Highlights
- BDO's optimism index dropped to lowest level in nearly five years as business costs rise and turnover expectations fall.
- Full-time and temporary job appointments fell in December with firms pausing hiring due to cost pressures.
- Manufacturers warn significant cost increases threaten to reach 'tipping point' forcing investment cancellations or overseas shifts.
UK business confidence weakened sharply at the end of 2025, with hiring falling amid rising costs and uncertainty about the economic outlook, according to key business surveys released this week.
The findings contrast sharply with prime minister Keir Starmer's optimistic New Year message that the country was about to start feeling richer again, as multiple indicators point to continued economic challenges.
BDO's latest business trends report revealed that its "optimism index" fell to its lowest level in nearly five years. Scott Knight, head of growth at BDO, said business costs are rising while turnover expectations are falling.
"It's no wonder that optimism is on the floor. Decisive action like further interest rate deductions and a clear roadmap of what's ahead is critical if they're to grow and invest," he told The Guardian.

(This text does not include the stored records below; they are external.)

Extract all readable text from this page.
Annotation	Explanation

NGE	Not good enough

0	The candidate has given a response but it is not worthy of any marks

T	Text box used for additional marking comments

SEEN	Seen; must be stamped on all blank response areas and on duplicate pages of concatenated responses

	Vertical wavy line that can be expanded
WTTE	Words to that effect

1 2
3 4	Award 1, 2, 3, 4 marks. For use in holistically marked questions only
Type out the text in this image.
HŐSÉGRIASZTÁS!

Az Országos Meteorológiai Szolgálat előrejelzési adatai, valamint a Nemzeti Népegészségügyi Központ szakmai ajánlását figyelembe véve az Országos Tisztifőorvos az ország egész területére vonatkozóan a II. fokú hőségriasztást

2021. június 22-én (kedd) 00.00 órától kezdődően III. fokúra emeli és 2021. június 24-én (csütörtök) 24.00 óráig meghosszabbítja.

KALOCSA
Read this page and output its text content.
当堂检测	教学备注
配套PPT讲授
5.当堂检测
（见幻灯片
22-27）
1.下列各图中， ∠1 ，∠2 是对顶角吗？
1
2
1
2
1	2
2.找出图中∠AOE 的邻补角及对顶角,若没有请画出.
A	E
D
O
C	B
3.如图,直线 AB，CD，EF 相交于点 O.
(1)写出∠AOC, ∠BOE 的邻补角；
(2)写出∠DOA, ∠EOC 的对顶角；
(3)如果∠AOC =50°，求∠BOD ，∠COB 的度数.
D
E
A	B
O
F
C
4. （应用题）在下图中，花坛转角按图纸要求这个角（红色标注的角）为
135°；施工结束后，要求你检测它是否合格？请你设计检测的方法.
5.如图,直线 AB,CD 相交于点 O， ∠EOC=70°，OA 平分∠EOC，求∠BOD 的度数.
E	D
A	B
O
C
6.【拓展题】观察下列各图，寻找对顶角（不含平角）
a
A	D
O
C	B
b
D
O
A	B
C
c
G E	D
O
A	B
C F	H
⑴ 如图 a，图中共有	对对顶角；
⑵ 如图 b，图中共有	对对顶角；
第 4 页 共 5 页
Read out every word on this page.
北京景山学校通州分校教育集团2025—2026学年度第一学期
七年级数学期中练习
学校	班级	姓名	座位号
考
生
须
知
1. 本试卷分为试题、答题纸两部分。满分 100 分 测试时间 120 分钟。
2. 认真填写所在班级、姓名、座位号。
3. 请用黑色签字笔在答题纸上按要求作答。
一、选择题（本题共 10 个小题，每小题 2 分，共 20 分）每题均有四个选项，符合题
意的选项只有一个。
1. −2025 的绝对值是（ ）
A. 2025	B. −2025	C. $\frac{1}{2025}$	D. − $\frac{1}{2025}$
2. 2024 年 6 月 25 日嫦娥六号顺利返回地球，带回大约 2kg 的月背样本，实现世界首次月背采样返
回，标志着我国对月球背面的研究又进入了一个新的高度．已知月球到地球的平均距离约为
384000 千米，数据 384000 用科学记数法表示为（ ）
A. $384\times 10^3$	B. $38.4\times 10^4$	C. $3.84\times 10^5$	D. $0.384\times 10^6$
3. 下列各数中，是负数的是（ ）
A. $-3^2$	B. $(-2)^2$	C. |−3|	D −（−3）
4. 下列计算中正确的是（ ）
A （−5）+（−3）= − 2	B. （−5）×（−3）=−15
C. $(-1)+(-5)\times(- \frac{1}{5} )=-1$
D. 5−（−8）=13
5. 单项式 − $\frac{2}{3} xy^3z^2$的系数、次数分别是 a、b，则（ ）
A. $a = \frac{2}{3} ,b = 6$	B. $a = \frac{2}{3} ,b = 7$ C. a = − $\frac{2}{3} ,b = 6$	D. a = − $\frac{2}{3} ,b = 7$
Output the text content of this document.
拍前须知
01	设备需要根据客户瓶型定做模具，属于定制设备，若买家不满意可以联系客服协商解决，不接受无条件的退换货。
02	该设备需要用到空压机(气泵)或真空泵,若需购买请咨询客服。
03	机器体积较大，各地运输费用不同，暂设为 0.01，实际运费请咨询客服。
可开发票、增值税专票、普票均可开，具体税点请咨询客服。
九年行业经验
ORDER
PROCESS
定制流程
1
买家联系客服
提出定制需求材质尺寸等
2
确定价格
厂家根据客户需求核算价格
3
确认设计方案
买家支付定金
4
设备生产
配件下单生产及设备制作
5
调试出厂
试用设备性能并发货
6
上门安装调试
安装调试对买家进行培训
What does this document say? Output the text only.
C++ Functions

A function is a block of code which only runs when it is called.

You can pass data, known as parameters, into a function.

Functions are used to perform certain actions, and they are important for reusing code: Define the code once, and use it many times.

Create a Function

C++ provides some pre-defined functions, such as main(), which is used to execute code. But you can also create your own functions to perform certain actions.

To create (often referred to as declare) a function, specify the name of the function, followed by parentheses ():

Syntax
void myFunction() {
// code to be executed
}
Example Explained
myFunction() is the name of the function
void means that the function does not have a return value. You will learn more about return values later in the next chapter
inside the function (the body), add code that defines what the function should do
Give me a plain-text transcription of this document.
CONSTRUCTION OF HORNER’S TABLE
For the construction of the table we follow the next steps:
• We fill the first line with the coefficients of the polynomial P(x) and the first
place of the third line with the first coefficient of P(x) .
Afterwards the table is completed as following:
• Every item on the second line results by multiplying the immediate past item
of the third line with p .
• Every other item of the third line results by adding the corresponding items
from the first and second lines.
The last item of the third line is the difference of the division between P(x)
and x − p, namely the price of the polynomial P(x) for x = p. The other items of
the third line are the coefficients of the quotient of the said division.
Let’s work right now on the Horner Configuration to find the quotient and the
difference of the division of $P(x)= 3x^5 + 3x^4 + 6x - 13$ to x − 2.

The jobs market showed similar weakness, with both full-time and temporary appointments falling in December, according to a study by accountants KPMG and the Recruitment and Employment Confederation (REC).
Jon Holt, group chief executive of KPMG, noted that the jobs market at the end of 2025 was still signalling caution.
"After a long stretch of rising cost pressures and higher global economic uncertainty, many firms continue to pause hiring and are flexing where they can by using temporary staff. As we head into the new year, this restraint is likely to remain in the near term," he told The Guardian.
Manufacturing outlook
Starmer kicked off 2026 with a series of briefings about how Britons would soon notice an improving economy, citing his government's success in bringing down living costs through cuts to energy bills and interest rates as well as the end of the two-child benefit cap.
However, a third economic survey offered mixed news for Downing Street. Britain's manufacturers believe the introduction of the government's industrial strategy last year will boost their growth prospects in 2026, with a majority believing opportunities outweigh risks this year, according to an annual survey from Make UK and accounting group PwC.
Yet Make UK warned that significant increases in business costs, especially on employment and energy, were threatening to reach "a tipping point whereby investment plans will be cancelled or shifted overseas."
Stephen Phipson, chief executive of Make UK, pointed that manufacturers could only thrive "in the most favourable business environment."
He added, "Despite the commitment to an industrial strategy, not only is growth anaemic but the warning lights are now flashing red on the UK as a competitive place to manufacture and invest. The government promised significant change; now is the time to deliver it."